O kit Bereg prevê três envasamentos: em um deles, um recipiente de plástico, o atleta urina diretamente. Na sua presença, o inspetor de controle divide essa urina em dois frascos de vidro com tampa de plástico marcados com as letras A e B, respectivamente. Os dois são enviados ao laboratório, que analisa a urina do frasco A e congela a do frasco B. Este último só será usado se o A der positivo e o atleta pedir uma contraprova. O frasco A é aberto em laboratório com um abridor apropriado sem testemunhas, enquanto que o atleta pode acompanhar a abertura do frasco B.

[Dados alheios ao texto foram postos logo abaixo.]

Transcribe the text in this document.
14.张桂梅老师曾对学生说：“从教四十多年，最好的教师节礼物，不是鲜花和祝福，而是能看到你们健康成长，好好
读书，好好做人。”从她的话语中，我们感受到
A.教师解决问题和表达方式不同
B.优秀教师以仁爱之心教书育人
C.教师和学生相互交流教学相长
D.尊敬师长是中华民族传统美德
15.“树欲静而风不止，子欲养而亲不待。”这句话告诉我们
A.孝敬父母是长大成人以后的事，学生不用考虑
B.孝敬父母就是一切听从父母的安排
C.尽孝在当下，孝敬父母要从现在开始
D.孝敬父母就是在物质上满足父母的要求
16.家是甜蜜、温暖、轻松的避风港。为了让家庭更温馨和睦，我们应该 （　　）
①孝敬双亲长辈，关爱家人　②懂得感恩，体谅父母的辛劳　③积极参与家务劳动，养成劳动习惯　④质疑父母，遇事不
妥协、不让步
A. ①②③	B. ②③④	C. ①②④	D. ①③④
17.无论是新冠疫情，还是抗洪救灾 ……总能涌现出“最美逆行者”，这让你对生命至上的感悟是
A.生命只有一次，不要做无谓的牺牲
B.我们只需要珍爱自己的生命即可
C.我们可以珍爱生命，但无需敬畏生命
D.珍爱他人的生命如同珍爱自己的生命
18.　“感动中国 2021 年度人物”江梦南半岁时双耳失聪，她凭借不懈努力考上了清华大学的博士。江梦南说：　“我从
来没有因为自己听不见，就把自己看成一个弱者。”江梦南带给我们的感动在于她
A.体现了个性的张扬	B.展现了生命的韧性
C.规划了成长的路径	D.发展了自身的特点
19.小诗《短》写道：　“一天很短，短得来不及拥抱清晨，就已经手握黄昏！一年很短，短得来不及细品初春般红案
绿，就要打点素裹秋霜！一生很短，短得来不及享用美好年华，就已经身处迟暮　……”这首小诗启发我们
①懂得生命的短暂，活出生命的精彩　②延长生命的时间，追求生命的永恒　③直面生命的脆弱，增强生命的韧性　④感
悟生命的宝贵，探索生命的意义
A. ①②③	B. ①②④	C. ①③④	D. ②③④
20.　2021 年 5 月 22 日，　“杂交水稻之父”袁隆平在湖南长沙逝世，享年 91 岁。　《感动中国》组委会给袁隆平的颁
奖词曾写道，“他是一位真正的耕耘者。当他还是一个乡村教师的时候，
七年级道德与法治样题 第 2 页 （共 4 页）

Segundo fontes do laboratório antidoping de Madri, que integra a rede de laboratórios reconhecidos pela WADA no mundo todo, a agência antidoping não os alertou diretamente sobre o problema com os frascos. “De toda maneira”, dizem, “ainda não começamos a usar na agência espanhola. Adquirimos um lote recentemente, mas ainda temos frascos do modelo anterior”.

A Berlinger foi fundada há mais de 150 anos na Suíça como uma empresa têxtil (inventou as fitas para barra) que entrou no ramo da fabricação de frascos de recolhimento de urina em meados dos anos 90, quando o combate ao doping se tornou um item economicamente rentável.

Poucos anos depois, ela se tornou praticamente o único fornecedor de todas as agências antidoping do mundo e dos grandes eventos esportivos. “São frascos muito caros”, dizem os compradores. “A agência espanhola para hoje 25 euros (100 reais) por kit, mas houve um período em que eles custavam mais de 100 euros (400 reais)”.

As primeiras dúvidas sobre a inviolabilidade dos frascos de urina Berlinger se tornaram conhecidas graças ao relatório de Richard McLaren, que relatava as manipulações do sistema esportivo russo, seu recurso generalizado ao doping e os mecanismos aos quais recorreram os agentes da FSB (antiga KGB) para abrir sem deixar sinais os frascos no laboratório olímpico de Sochi e poder trocar a urina para evitar resultados positivos.

Em resposta ao relatório, os engenheiros da Berlinger conceberam em meados de 2017 o novo frasco, o Berger-Kit Geneva, o qual, segundo o laboratório de Colônia, pode ser aberto sem deixar sinais simplesmente congelando-o.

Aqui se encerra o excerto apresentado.